Agreement between self- and proxy-assessments
The overall trend was that proxy-assessments scores (parents) were lower than self-assessments (children): parents rated their child’s QoL worse than their children thought. The difference was more marked for subjective items corresponding to feelings (Worry and Communication dimensions) compared to more objective items (Treatment and Daily Activities dimensions). For the Worry dimension, the correlation was better between proxy-assessment (parent) and self-assessment (child) scores when the child’s QoL was good. Our findings showed the same trend as the original study: the ICC was between 0.61–0.80 for Daily Activities, which indicated good agreement, and moderate For Treatment and Worry (ICC = 0.41–0.60). The weakest ICC was for the Communication dimension [12]. This perception gap-both in original and in our translation- may be linked to the considerable difficulty parents had in understanding their position when replying to the questionnaire. Several parents thought that they had to assess their own QoL.
Our French version of the scale showed poor agreement between the parents and children, similar to the findings on the original English scale. The agreement was better for objective functions (activities of daily living) and lower for more subjective functions (Worry, emotions). Children appeared less worried than their parents in both versions. This result is consistent with literature on this subject and refers to the “disability paradox” or “well-being paradox” [25, 26], a process of adapting to changes in health and accommodation to illness. Children think they have a better QoL than their parents, because they have become accustomed to their diseases. This is the only life they know and they rate their QoL as relatively good, and perceive their well-being differently. Reference can also be made to the “coping strategy”, an adaptation strategy that helps protect against the adverse effects of disease. Explaining the “disability paradox” to families might therefore give them a more positive view of their child’s experience.

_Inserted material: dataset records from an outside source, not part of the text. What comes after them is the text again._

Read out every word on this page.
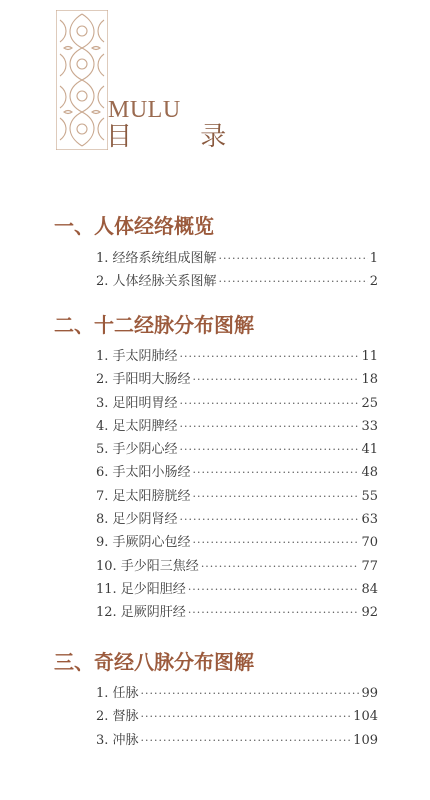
MULU
目 录
一、人体经络概览
1. 经络系统组成图解 ·····	1
2. 人体经脉关系图解 ·····	2
二、十二经脉分布图解
1. 手太阴肺经 ·····	11
2. 手阳明大肠经 ·····	18
3. 足阳明胃经 ·····	25
4. 足太阴脾经 ·····	33
5. 手少阴心经 ·····	41
6. 手太阳小肠经 ·····	48
7. 足太阳膀胱经 ·····	55
8. 足少阴肾经 ·····	63
9. 手厥阴心包经 ·····	70
10. 手少阳三焦经 ·····	77
11. 足少阳胆经 ·····	84
12. 足厥阴肝经 ·····	92
三、奇经八脉分布图解
1. 任脉 ·····	99
2. 督脉 ·····	104
3. 冲脉 ·····	109
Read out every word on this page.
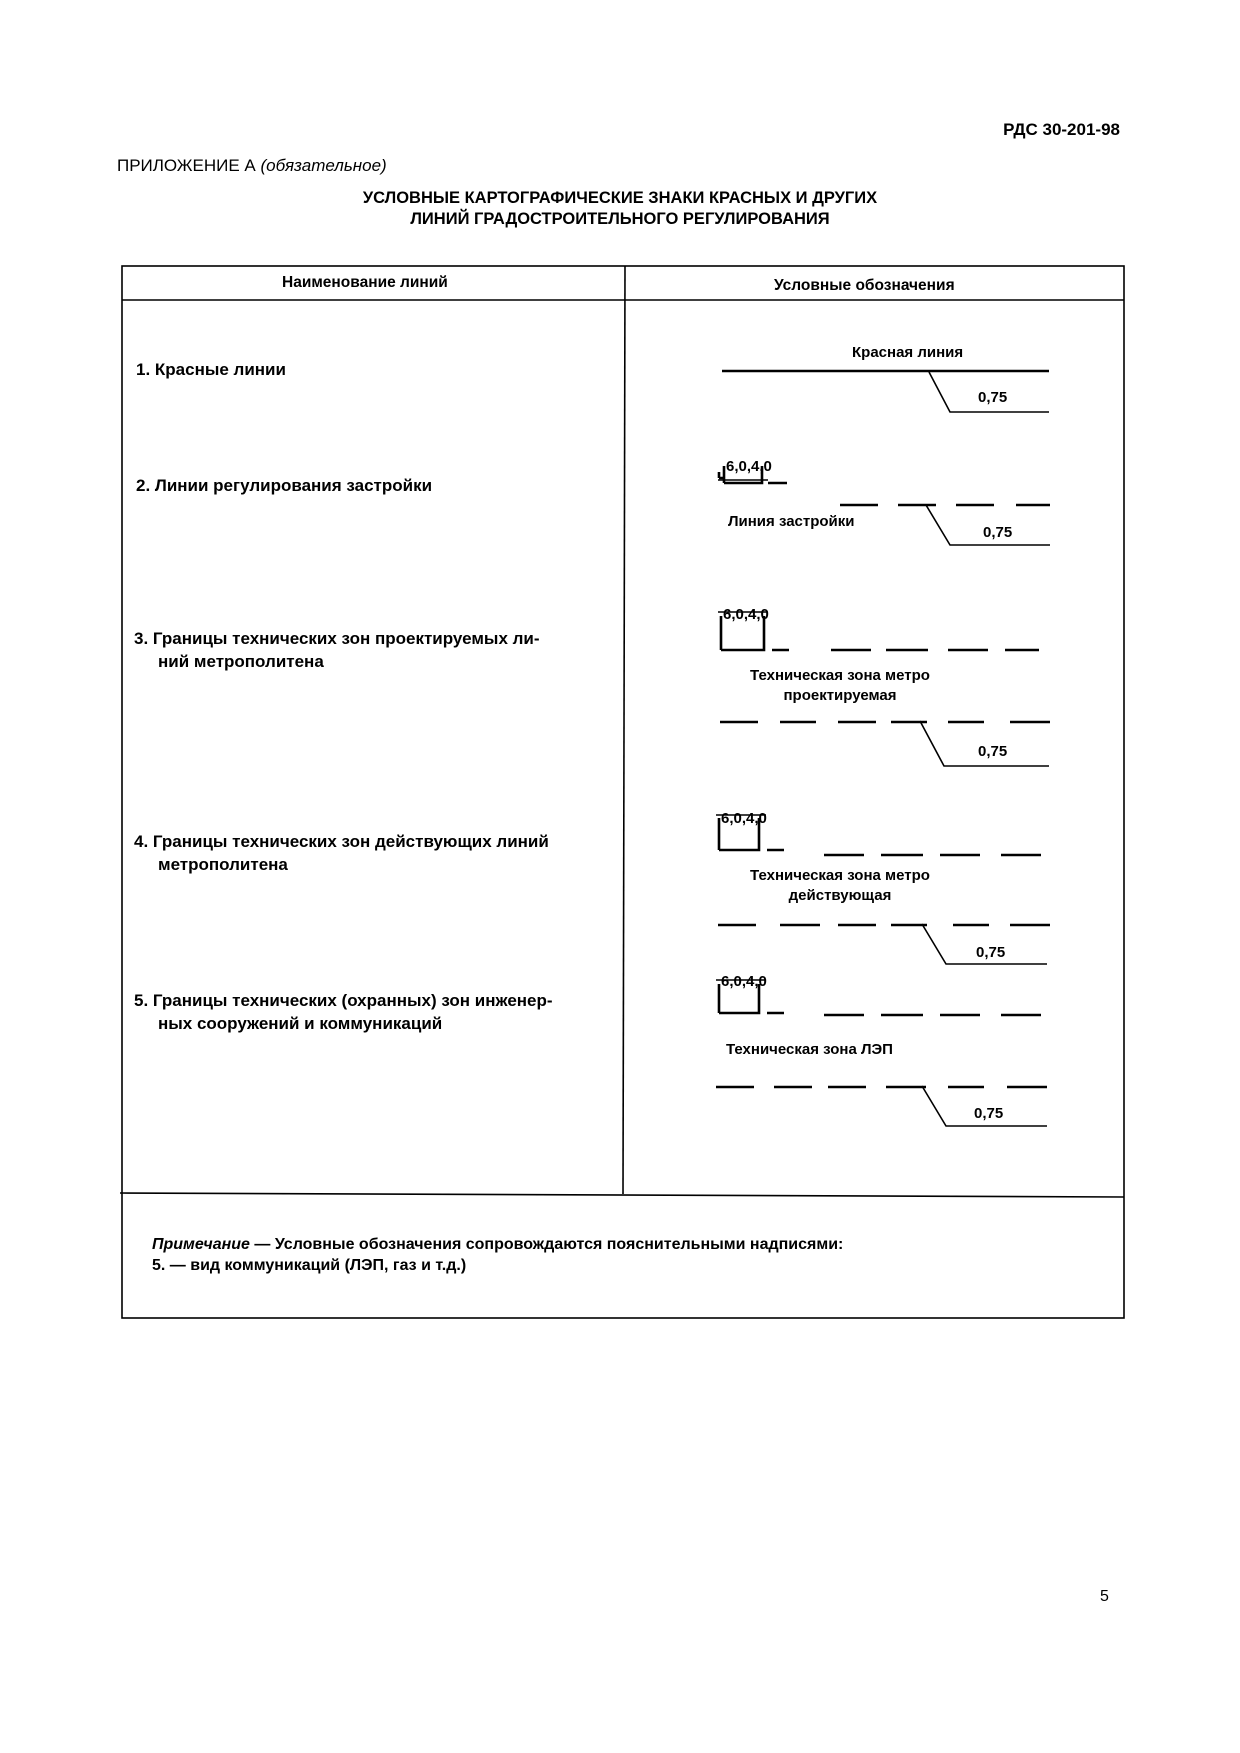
РДС 30-201-98
ПРИЛОЖЕНИЕ А (обязательное)
УСЛОВНЫЕ КАРТОГРАФИЧЕСКИЕ ЗНАКИ КРАСНЫХ И ДРУГИХ
ЛИНИЙ ГРАДОСТРОИТЕЛЬНОГО РЕГУЛИРОВАНИЯ
Наименование линий	Условные обозначения
1. Красные линии
2. Линии регулирования застройки
3. Границы технических зон проектируемых ли-
ний метрополитена
4. Границы технических зон действующих линий
метрополитена
5. Границы технических (охранных) зон инженер-
ных сооружений и коммуникаций
Красная линия
0,75
6,0,4,0
Линия застройки
0,75
6,0,4,0
Техническая зона метро
проектируемая
0,75
6,0,4,0
Техническая зона метро
действующая
0,75
6,0,4,0
Техническая зона ЛЭП
0,75
Примечание — Условные обозначения сопровождаются пояснительными надписями:
5. — вид коммуникаций (ЛЭП, газ и т.д.)
5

Another explanation to explain this difference is that parents have different perspectives on their child’s illness, and they probably feel more anxious about the future. They adjust their perceptions based on their knowledge of the natural course of the disease and think negatively about the future [27]. Also, parents are often overwhelmed by the care and their negative perceptions can also be explained by the “burden” of being an informal caregiver [28]. DMD leads to intense and prolonged family involvement, leading to physical, psychological and financial consequences [29]. It will be probably necessary in the future to assess the parents’ QoL -or at least to collect data on their mental health or their own difficulties- in order to interpret the results more precisely.